В чистеньком коридоре заводоуправления, где работяга в моей тёмно-серой робе выглядел, как раб, случайно заглянувший в жилище плантатора, я почувствовал себя словно голый. А раз так, то я счёл возможным позволить себе любую, даже самую дикую выходку. «На крайний случай, пусть думают, что немного ненормальный», — решил я, входя в приёмную директора горьковского автозавода.

— Здоров! — Гаркнул я опешившей секретарше, женщине в очках лет сорока пяти, одетой в серый деловой костюм. — У себя? — Я кивнул на директорскую дверь с таким видом, что пришёл почти к себе домой.

— Стойте! — Взвизгнула деловая тётушка. — У Иван Иваныча совещание.

— Жаль, хы, хы, хы, придётся прервать, — я скорчил тупое непробиваемое лицо, немного выпучив глаза. — Я ждать не могу, у меня, точнее у него, — я кивнул на Василька, — бомба с часовым механизмом. Хы, хы, хы.
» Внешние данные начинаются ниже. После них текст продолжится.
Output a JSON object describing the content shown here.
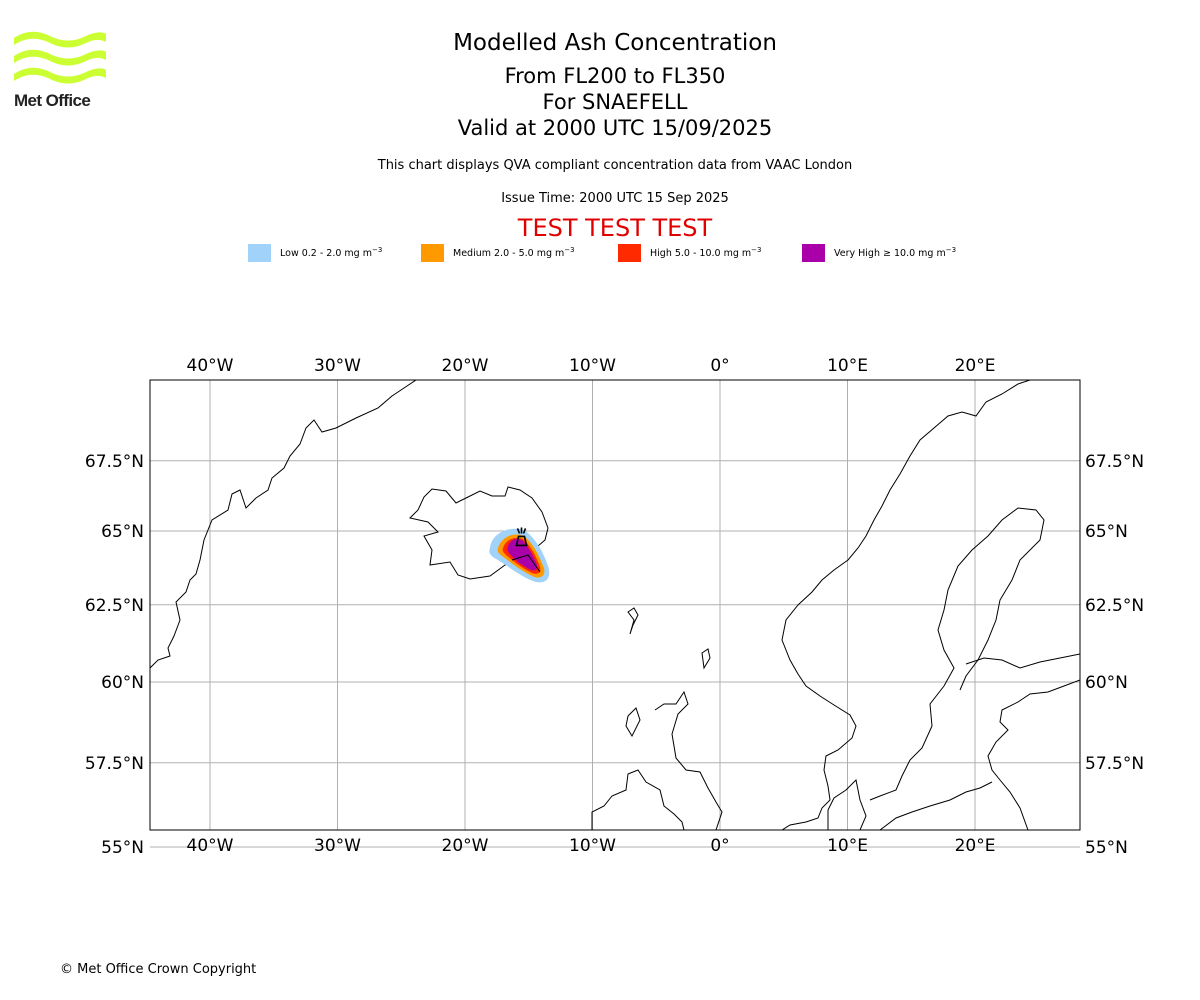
{
  "branding": {
    "logo_text": "Met Office",
    "logo_color": "#ccff33"
  },
  "titles": {
    "title": "Modelled Ash Concentration",
    "levels": "From FL200 to FL350",
    "volcano": "For SNAEFELL",
    "valid": "Valid at 2000 UTC 15/09/2025",
    "description": "This chart displays QVA compliant concentration data from VAAC London",
    "issue_time": "Issue Time: 2000 UTC 15 Sep 2025",
    "test_banner": "TEST TEST TEST",
    "test_banner_color": "#e10000"
  },
  "legend": [
    {
      "label": "Low 0.2 - 2.0 mg m",
      "exp": "−3",
      "color": "#a0d2fa"
    },
    {
      "label": "Medium 2.0 - 5.0 mg m",
      "exp": "−3",
      "color": "#ff9900"
    },
    {
      "label": "High 5.0 - 10.0 mg m",
      "exp": "−3",
      "color": "#ff2a00"
    },
    {
      "label": "Very High ≥ 10.0 mg m",
      "exp": "−3",
      "color": "#aa00aa"
    }
  ],
  "map": {
    "lon_range": [
      -45,
      28
    ],
    "lat_range": [
      53.5,
      70
    ],
    "lon_ticks": [
      {
        "value": -40,
        "label": "40°W"
      },
      {
        "value": -30,
        "label": "30°W"
      },
      {
        "value": -20,
        "label": "20°W"
      },
      {
        "value": -10,
        "label": "10°W"
      },
      {
        "value": 0,
        "label": "0°"
      },
      {
        "value": 10,
        "label": "10°E"
      },
      {
        "value": 20,
        "label": "20°E"
      }
    ],
    "lat_ticks": [
      {
        "value": 67.5,
        "label": "67.5°N"
      },
      {
        "value": 65,
        "label": "65°N"
      },
      {
        "value": 62.5,
        "label": "62.5°N"
      },
      {
        "value": 60,
        "label": "60°N"
      },
      {
        "value": 57.5,
        "label": "57.5°N"
      },
      {
        "value": 55,
        "label": "55°N"
      }
    ],
    "gridlines": true,
    "gridline_color": "#b0b0b0",
    "volcano_location": {
      "lon": -15.6,
      "lat": 64.8
    }
  },
  "footer": {
    "copyright": "© Met Office Crown Copyright"
  }
}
Не урони! — Шикнул я на соседа, руки которого принялись вибрировать как старая стиральная машина.

— Туда нельзя, — уже не так уверенно пролепетала секретарша.

«Для плотских утех на директорском столе не годится», — высказался вдруг проснувшийся голос в голове.

— Ну, ты, мать, даёшь, тебе же человеческим языком говорят, бомба с часовым механизмом, открывай, — я решительно попёр на дверь.

Однако деловая помощница директора меня всё же опередила и дверь к ответственному работнику товарищу Киселёву открыла первой.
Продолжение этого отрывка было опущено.